NEWS10 December 2015

New analysis questions effects of internet vs phone polling

Government UK

UK — Analysis from John Curtice of NatCen Social Research has questioned whether the apparent narrowing of the European referendum race could be due to an imbalance of internet and telephone polling results.

Curtice, a senior research fellow at NatCen and professor of Politics at Strathclyde University, points out in his analysis on the What UK Thinks website that although only a few telephone polls of referendum voting intentions have been conducted, their findings have been more favourable to the ‘Remain (in the EU)’ side than those conducted online.
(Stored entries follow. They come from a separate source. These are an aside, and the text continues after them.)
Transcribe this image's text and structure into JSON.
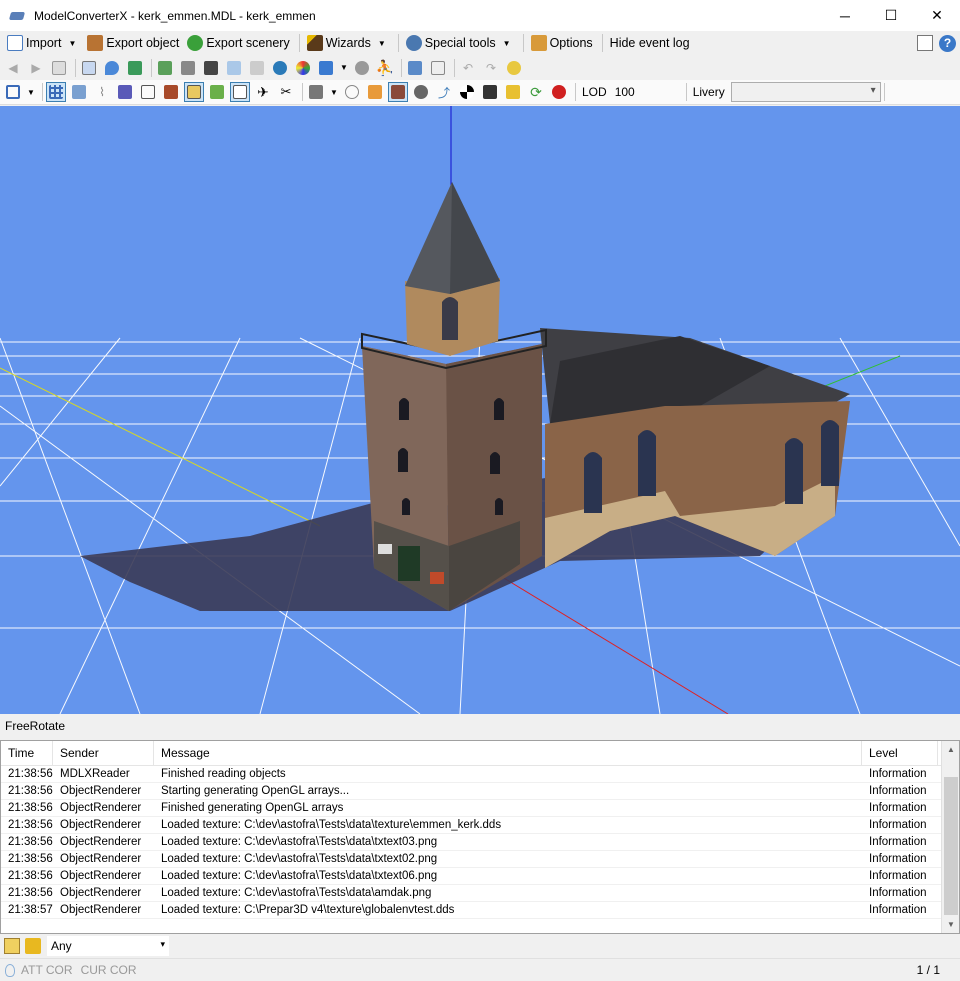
{
  "window": {
    "title": "ModelConverterX - kerk_emmen.MDL - kerk_emmen",
    "minimize": "─",
    "maximize": "☐",
    "close": "✕"
  },
  "menu": {
    "import": "Import",
    "export_object": "Export object",
    "export_scenery": "Export scenery",
    "wizards": "Wizards",
    "special_tools": "Special tools",
    "options": "Options",
    "hide_event_log": "Hide event log"
  },
  "toolbar": {
    "lod_label": "LOD",
    "lod_value": "100",
    "livery_label": "Livery",
    "livery_value": ""
  },
  "viewport": {
    "mode": "FreeRotate",
    "background": "#6495ed"
  },
  "log": {
    "columns": {
      "time": "Time",
      "sender": "Sender",
      "message": "Message",
      "level": "Level"
    },
    "rows": [
      {
        "time": "21:38:56",
        "sender": "MDLXReader",
        "message": "Finished reading objects",
        "level": "Information"
      },
      {
        "time": "21:38:56",
        "sender": "ObjectRenderer",
        "message": "Starting generating OpenGL arrays...",
        "level": "Information"
      },
      {
        "time": "21:38:56",
        "sender": "ObjectRenderer",
        "message": "Finished generating OpenGL arrays",
        "level": "Information"
      },
      {
        "time": "21:38:56",
        "sender": "ObjectRenderer",
        "message": "Loaded texture: C:\\dev\\astofra\\Tests\\data\\texture\\emmen_kerk.dds",
        "level": "Information"
      },
      {
        "time": "21:38:56",
        "sender": "ObjectRenderer",
        "message": "Loaded texture: C:\\dev\\astofra\\Tests\\data\\txtext03.png",
        "level": "Information"
      },
      {
        "time": "21:38:56",
        "sender": "ObjectRenderer",
        "message": "Loaded texture: C:\\dev\\astofra\\Tests\\data\\txtext02.png",
        "level": "Information"
      },
      {
        "time": "21:38:56",
        "sender": "ObjectRenderer",
        "message": "Loaded texture: C:\\dev\\astofra\\Tests\\data\\txtext06.png",
        "level": "Information"
      },
      {
        "time": "21:38:56",
        "sender": "ObjectRenderer",
        "message": "Loaded texture: C:\\dev\\astofra\\Tests\\data\\amdak.png",
        "level": "Information"
      },
      {
        "time": "21:38:57",
        "sender": "ObjectRenderer",
        "message": "Loaded texture: C:\\Prepar3D v4\\texture\\globalenvtest.dds",
        "level": "Information"
      }
    ]
  },
  "filter": {
    "value": "Any"
  },
  "status": {
    "att_cor": "ATT COR",
    "cur_cor": "CUR COR",
    "pages": "1 / 1"
  }
}
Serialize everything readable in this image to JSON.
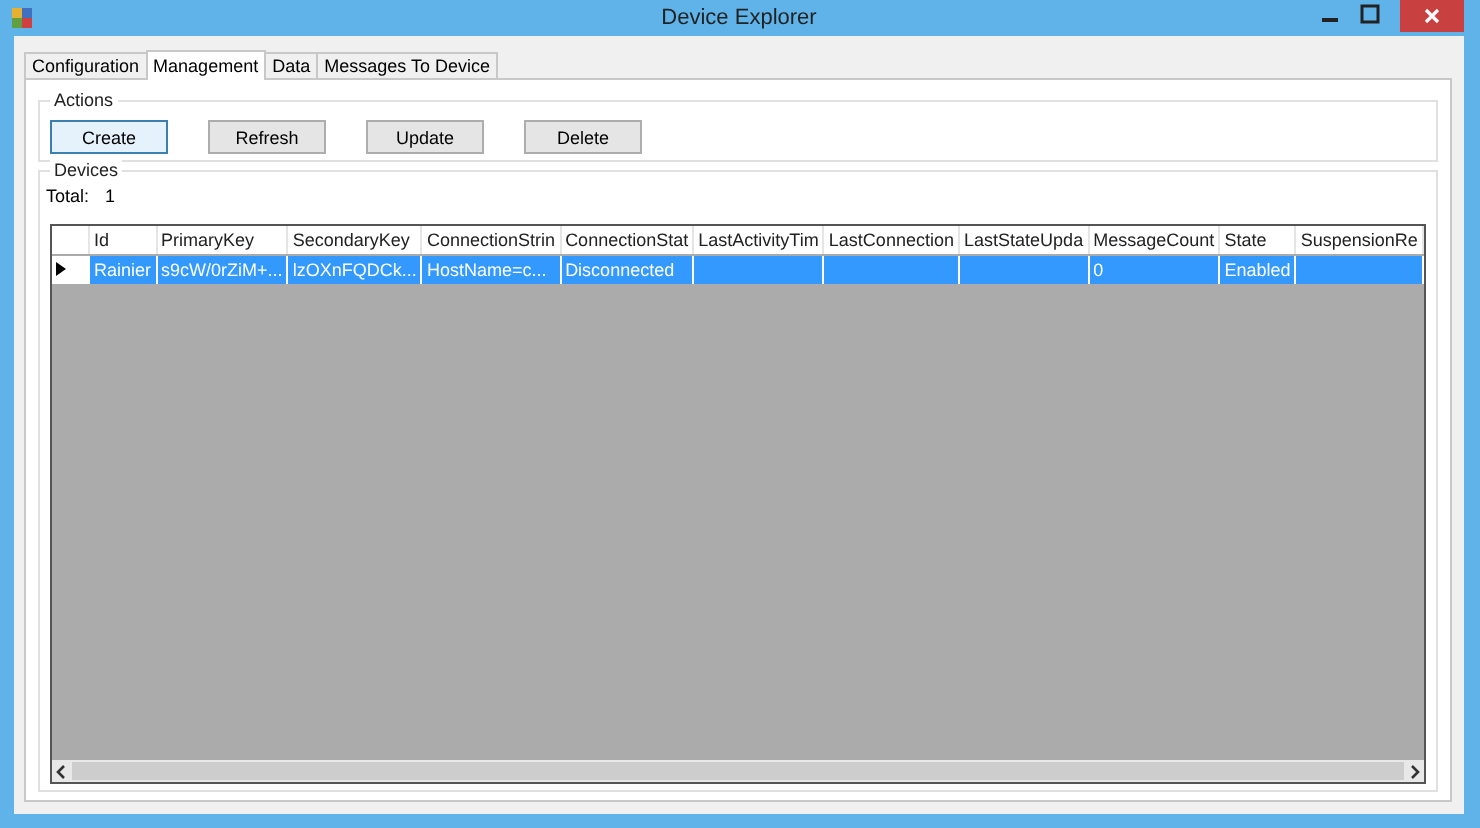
{
  "window": {
    "title": "Device Explorer"
  },
  "tabs": [
    {
      "label": "Configuration",
      "selected": false
    },
    {
      "label": "Management",
      "selected": true
    },
    {
      "label": "Data",
      "selected": false
    },
    {
      "label": "Messages To Device",
      "selected": false
    }
  ],
  "actions": {
    "title": "Actions",
    "buttons": [
      {
        "label": "Create",
        "focused": true
      },
      {
        "label": "Refresh",
        "focused": false
      },
      {
        "label": "Update",
        "focused": false
      },
      {
        "label": "Delete",
        "focused": false
      }
    ]
  },
  "devices": {
    "title": "Devices",
    "total_label": "Total:",
    "total": "1",
    "table": {
      "columns": [
        "Id",
        "PrimaryKey",
        "SecondaryKey",
        "ConnectionStrin",
        "ConnectionStat",
        "LastActivityTim",
        "LastConnection",
        "LastStateUpda",
        "MessageCount",
        "State",
        "SuspensionRe"
      ],
      "rows": [
        {
          "selected": true,
          "cells": [
            "Rainier",
            "s9cW/0rZiM+...",
            "lzOXnFQDCk...",
            "HostName=c...",
            "Disconnected",
            "",
            "",
            "",
            "0",
            "Enabled",
            ""
          ]
        }
      ]
    }
  }
}
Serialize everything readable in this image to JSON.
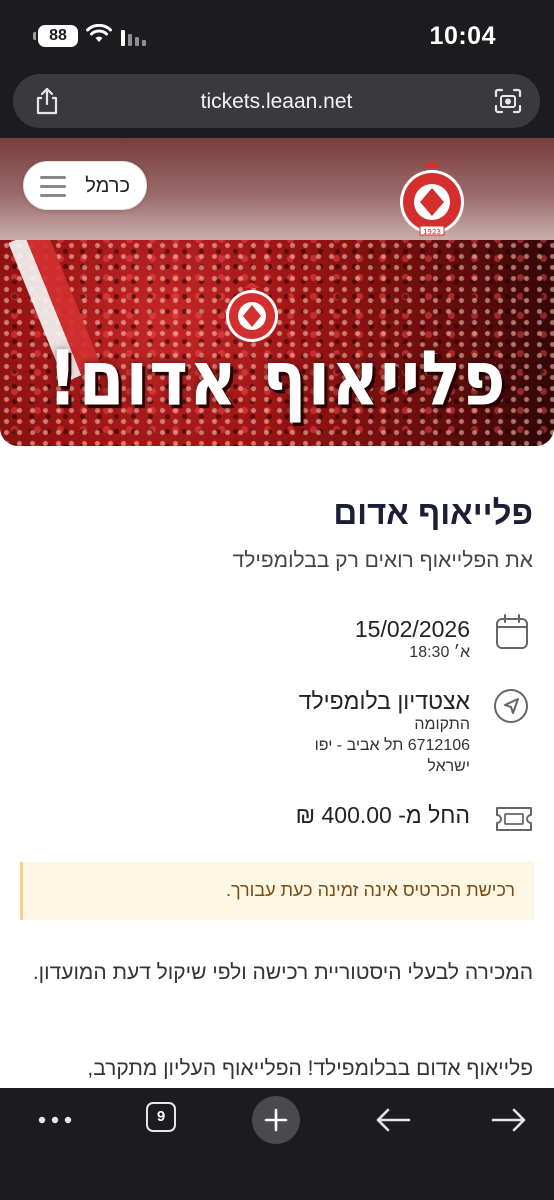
{
  "status_bar": {
    "battery": "88",
    "time": "10:04"
  },
  "browser": {
    "url": "tickets.leaan.net",
    "tab_count": "9",
    "icons": {
      "share": "share-icon",
      "camera": "camera-search-icon",
      "more": "more-dots-icon",
      "new_tab": "plus-icon",
      "back": "arrow-left-icon",
      "forward": "arrow-right-icon"
    }
  },
  "header": {
    "menu_label": "כרמל",
    "logo_alt": "Hapoel Tel-Aviv F.C. logo"
  },
  "banner": {
    "title": "פלייאוף אדום!"
  },
  "event": {
    "title": "פלייאוף אדום",
    "subtitle": "את הפלייאוף רואים רק בבלומפילד",
    "date": "15/02/2026",
    "day_time": "א׳ 18:30",
    "venue": "אצטדיון בלומפילד",
    "address_line1": "התקומה",
    "address_line2": "6712106 תל אביב - יפו",
    "country": "ישראל",
    "price": "החל מ- 400.00 ₪"
  },
  "notice": {
    "text": "רכישת הכרטיס אינה זמינה כעת עבורך."
  },
  "description": {
    "paragraph1": "המכירה לבעלי היסטוריית רכישה ולפי שיקול דעת המועדון.",
    "paragraph2": "פלייאוף אדום בבלומפילד! הפלייאוף העליון מתקרב,"
  },
  "colors": {
    "brand_red": "#d32f2f",
    "title_navy": "#1a1f36",
    "notice_bg": "#fdf6e3",
    "notice_text": "#7a4b12",
    "chrome_dark": "#1c1c1e"
  }
}
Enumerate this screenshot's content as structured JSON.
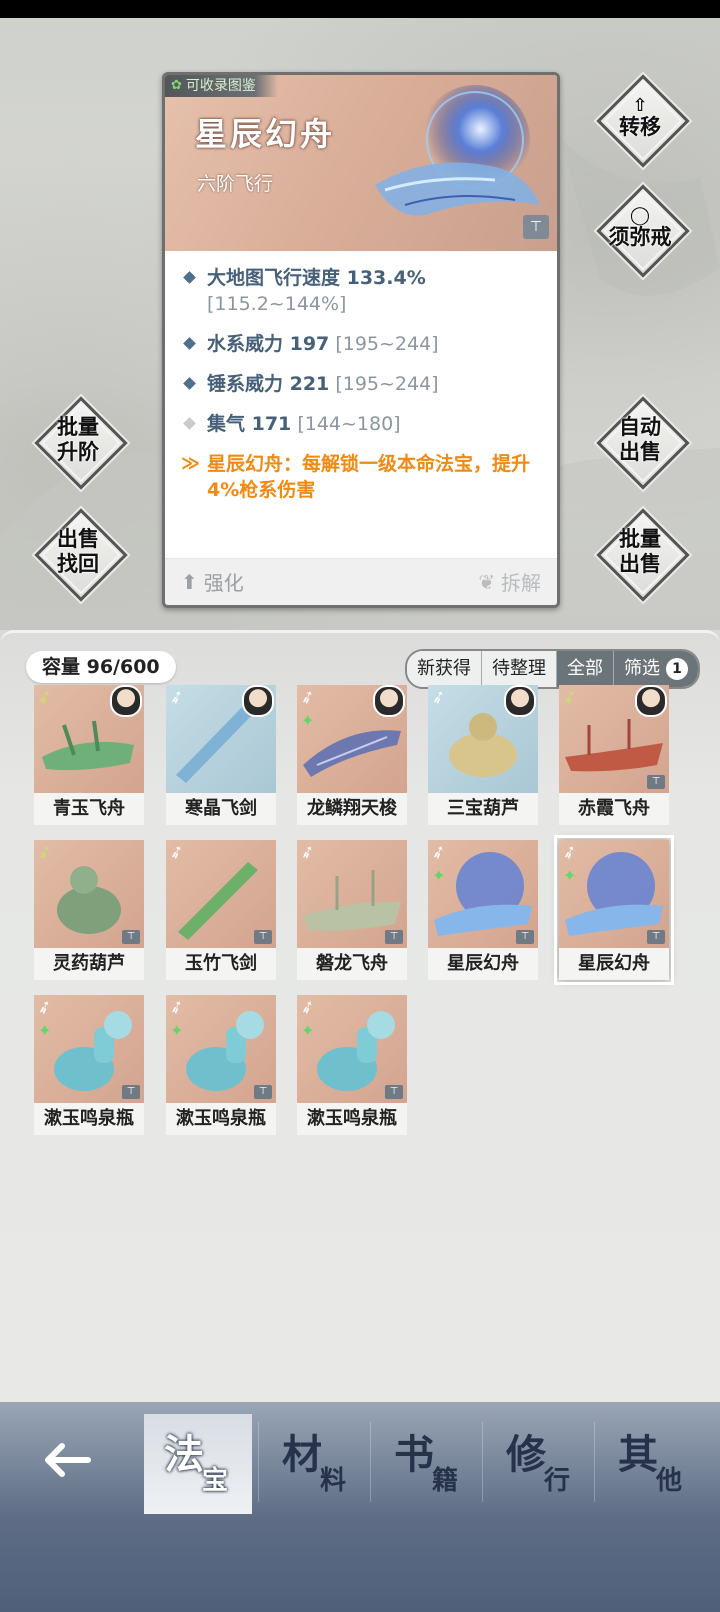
{
  "detail": {
    "badge": "可收录图鉴",
    "name": "星辰幻舟",
    "subtitle": "六阶飞行",
    "stats": [
      {
        "label": "大地图飞行速度 133.4%",
        "range": " [115.2~144%]"
      },
      {
        "label": "水系威力 197",
        "range": " [195~244]"
      },
      {
        "label": "锤系威力 221",
        "range": " [195~244]"
      },
      {
        "label": "集气 171",
        "range": " [144~180]"
      }
    ],
    "special": "星辰幻舟：每解锁一级本命法宝，提升4%枪系伤害",
    "enhance_label": "强化",
    "dismantle_label": "拆解"
  },
  "side_buttons": {
    "transfer": [
      "转移"
    ],
    "xumi": [
      "须弥戒"
    ],
    "batch_upgrade": [
      "批量",
      "升阶"
    ],
    "auto_sell": [
      "自动",
      "出售"
    ],
    "sell_recover": [
      "出售",
      "找回"
    ],
    "batch_sell": [
      "批量",
      "出售"
    ]
  },
  "inventory": {
    "capacity": "容量 96/600",
    "filters": [
      "新获得",
      "待整理",
      "全部",
      "筛选"
    ],
    "filter_count": "1",
    "items": [
      {
        "name": "青玉飞舟"
      },
      {
        "name": "寒晶飞剑"
      },
      {
        "name": "龙鳞翔天梭"
      },
      {
        "name": "三宝葫芦"
      },
      {
        "name": "赤霞飞舟"
      },
      {
        "name": "灵药葫芦"
      },
      {
        "name": "玉竹飞剑"
      },
      {
        "name": "磐龙飞舟"
      },
      {
        "name": "星辰幻舟"
      },
      {
        "name": "星辰幻舟"
      },
      {
        "name": "漱玉鸣泉瓶"
      },
      {
        "name": "漱玉鸣泉瓶"
      },
      {
        "name": "漱玉鸣泉瓶"
      }
    ]
  },
  "nav": {
    "tabs": [
      {
        "big": "法",
        "small": "宝"
      },
      {
        "big": "材",
        "small": "料"
      },
      {
        "big": "书",
        "small": "籍"
      },
      {
        "big": "修",
        "small": "行"
      },
      {
        "big": "其",
        "small": "他"
      }
    ]
  },
  "colors": {
    "stat_text": "#46607a",
    "special_text": "#f08a12",
    "nav_bg": "#5e6d85"
  }
}
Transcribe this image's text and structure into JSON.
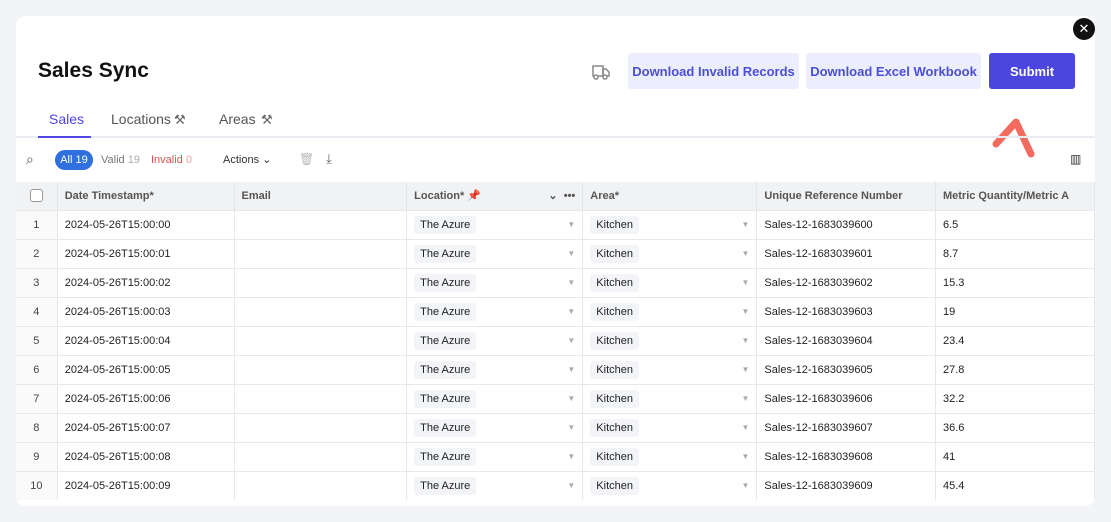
{
  "title": "Sales Sync",
  "buttons": {
    "download_invalid": "Download Invalid Records",
    "download_excel": "Download Excel Workbook",
    "submit": "Submit",
    "close": "✕"
  },
  "tabs": [
    {
      "label": "Sales"
    },
    {
      "label": "Locations"
    },
    {
      "label": "Areas"
    }
  ],
  "toolbar": {
    "all_label": "All",
    "all_count": "19",
    "valid_label": "Valid",
    "valid_count": "19",
    "invalid_label": "Invalid",
    "invalid_count": "0",
    "actions": "Actions"
  },
  "columns": [
    "Date Timestamp*",
    "Email",
    "Location*",
    "Area*",
    "Unique Reference Number",
    "Metric Quantity/Metric A"
  ],
  "rows": [
    {
      "n": "1",
      "date": "2024-05-26T15:00:00",
      "email": "",
      "location": "The Azure",
      "area": "Kitchen",
      "ref": "Sales-12-1683039600",
      "qty": "6.5"
    },
    {
      "n": "2",
      "date": "2024-05-26T15:00:01",
      "email": "",
      "location": "The Azure",
      "area": "Kitchen",
      "ref": "Sales-12-1683039601",
      "qty": "8.7"
    },
    {
      "n": "3",
      "date": "2024-05-26T15:00:02",
      "email": "",
      "location": "The Azure",
      "area": "Kitchen",
      "ref": "Sales-12-1683039602",
      "qty": "15.3"
    },
    {
      "n": "4",
      "date": "2024-05-26T15:00:03",
      "email": "",
      "location": "The Azure",
      "area": "Kitchen",
      "ref": "Sales-12-1683039603",
      "qty": "19"
    },
    {
      "n": "5",
      "date": "2024-05-26T15:00:04",
      "email": "",
      "location": "The Azure",
      "area": "Kitchen",
      "ref": "Sales-12-1683039604",
      "qty": "23.4"
    },
    {
      "n": "6",
      "date": "2024-05-26T15:00:05",
      "email": "",
      "location": "The Azure",
      "area": "Kitchen",
      "ref": "Sales-12-1683039605",
      "qty": "27.8"
    },
    {
      "n": "7",
      "date": "2024-05-26T15:00:06",
      "email": "",
      "location": "The Azure",
      "area": "Kitchen",
      "ref": "Sales-12-1683039606",
      "qty": "32.2"
    },
    {
      "n": "8",
      "date": "2024-05-26T15:00:07",
      "email": "",
      "location": "The Azure",
      "area": "Kitchen",
      "ref": "Sales-12-1683039607",
      "qty": "36.6"
    },
    {
      "n": "9",
      "date": "2024-05-26T15:00:08",
      "email": "",
      "location": "The Azure",
      "area": "Kitchen",
      "ref": "Sales-12-1683039608",
      "qty": "41"
    },
    {
      "n": "10",
      "date": "2024-05-26T15:00:09",
      "email": "",
      "location": "The Azure",
      "area": "Kitchen",
      "ref": "Sales-12-1683039609",
      "qty": "45.4"
    }
  ]
}
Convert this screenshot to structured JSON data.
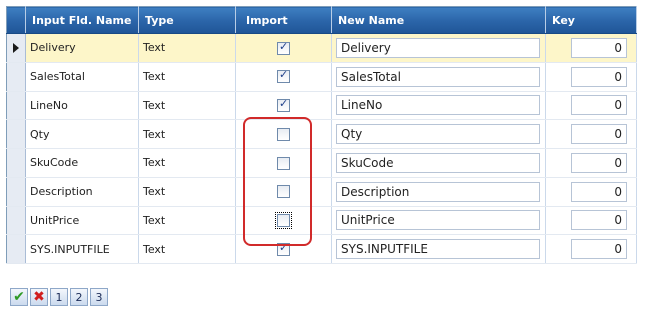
{
  "grid": {
    "columns": {
      "name": "Input Fld. Name",
      "type": "Type",
      "import": "Import",
      "new_name": "New Name",
      "key": "Key"
    },
    "rows": [
      {
        "name": "Delivery",
        "type": "Text",
        "import": true,
        "new_name": "Delivery",
        "key": "0"
      },
      {
        "name": "SalesTotal",
        "type": "Text",
        "import": true,
        "new_name": "SalesTotal",
        "key": "0"
      },
      {
        "name": "LineNo",
        "type": "Text",
        "import": true,
        "new_name": "LineNo",
        "key": "0"
      },
      {
        "name": "Qty",
        "type": "Text",
        "import": false,
        "new_name": "Qty",
        "key": "0"
      },
      {
        "name": "SkuCode",
        "type": "Text",
        "import": false,
        "new_name": "SkuCode",
        "key": "0"
      },
      {
        "name": "Description",
        "type": "Text",
        "import": false,
        "new_name": "Description",
        "key": "0"
      },
      {
        "name": "UnitPrice",
        "type": "Text",
        "import": false,
        "new_name": "UnitPrice",
        "key": "0"
      },
      {
        "name": "SYS.INPUTFILE",
        "type": "Text",
        "import": true,
        "new_name": "SYS.INPUTFILE",
        "key": "0"
      }
    ],
    "current_row": 0,
    "focused_checkbox_row": 6
  },
  "highlight": {
    "color": "#d12a2a"
  },
  "toolbar": {
    "ok_icon": "check-icon",
    "cancel_icon": "cross-icon",
    "ok_glyph": "✔",
    "cancel_glyph": "✖",
    "page_1": "1",
    "page_2": "2",
    "page_3": "3"
  }
}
This is based on results from NatCen’s Poll of Polls, which calculates the average share of the vote for ‘Leave’ and ‘Remain’ in the six most recent polls of voting intentions in the EU referendum.

“If there are systematic differences in the results of polls conducted by different companies (and/or polls undertaken using different methods) the figure that it reports at any one point in time may well depend on which particular polls are included in the calculation – that indeed is why which polls are included is displayed as you move along the Poll of Polls timeline,” said Curtice.

“Because no telephone poll has been conducted since the middle of October, all the more recent figures for the Poll of Polls are based entirely on polls conducted via the internet- and perhaps it is this that more or less accounts for the apparent narrowing of the race.”